The screening of “Dysfunctional Societies” was hosted by program assistant Shana Schadler to spread awareness to students about the injustices in the world.
“We want everyone to know about the inequality that exists because until there is awareness it will not get corrected,” Schadler said.
The film touched on topics such as wage gaps, levels of health, happiness and stress. The event was designed to spark conversation among the viewers to gain perspectives from all angles.
“In the United States, we’re one of the only industrialized countries in the world where one major illness can put you living in a cardboard box,” said Ferris Associate Professor of Developmental Psychology Penney Nichols-Whitehead. “It is one of the biggest drivers of poverty.”
Some professors shared their thoughts on inequality. They included data statistics to support their claims.

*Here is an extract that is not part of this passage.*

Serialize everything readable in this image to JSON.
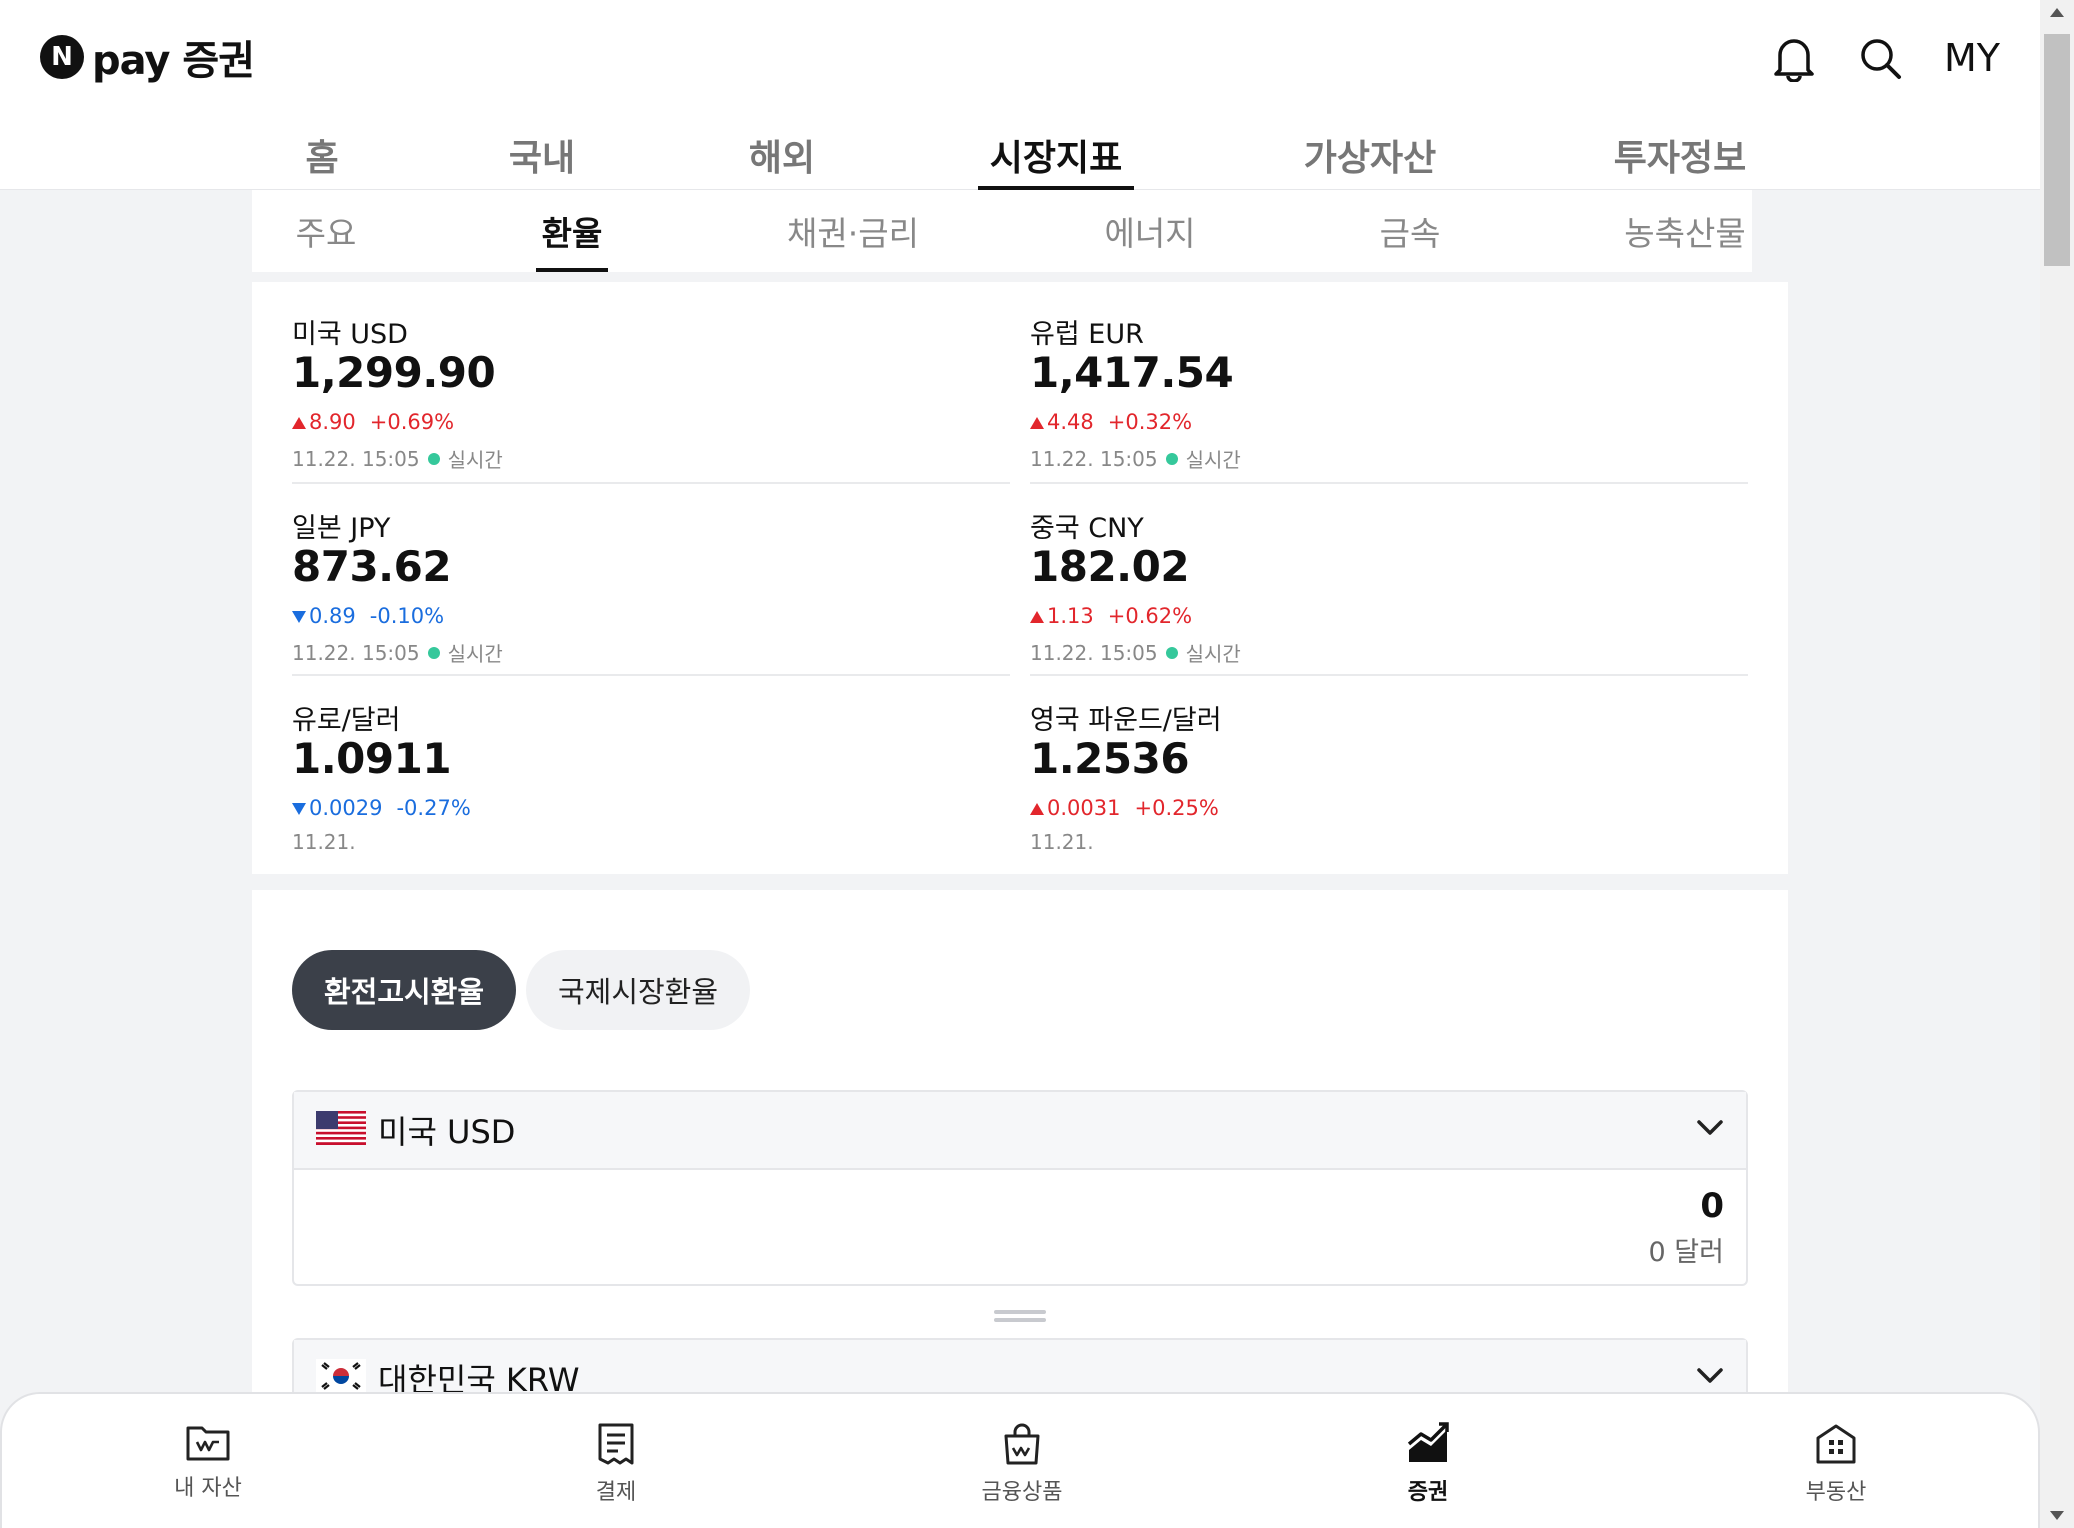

Students, on the other hand, spoke about how inequality should be fixed based on personal preferences.
“I don’t think everyone should be paid equal, but they should be paid enough that they can actually afford their house, the food that they have, and be at least able to save up to do other things,” said Ferris psychology and criminal justice sophomore Jessica Erlandson.
“Economic inequality affects people in different ways,” Schadler said. “Having a discussion can help reveal how people think the issue can be handled.”
The discussion about “Dysfunctional Societies” was not limited to U.S. economics inequality, but also its health measures.
Nichols-Whitehead said stress can push pregnant women into labor, and if they’re already under chronic high levels of stress, the probability of reaching that tipping point and entering early labor is much higher than average.
The reason for these health disadvantages such as early labor could be the result of economic inequality between rich and poor people.
“I hear a lot of people referencing this term ‘the poverty trap,’” said Ferris Adjunct Economics Professor Alex Cartwright. “The idea is that you don’t make enough. You have to consume everything that you earn. You don’t make enough to save, to accumulate capital, to invest in yourself, to better yourself, etc. And to this I’d like to say that poverty traps are a real thing, but the actual number of people that are in a true poverty trap is few and far between.”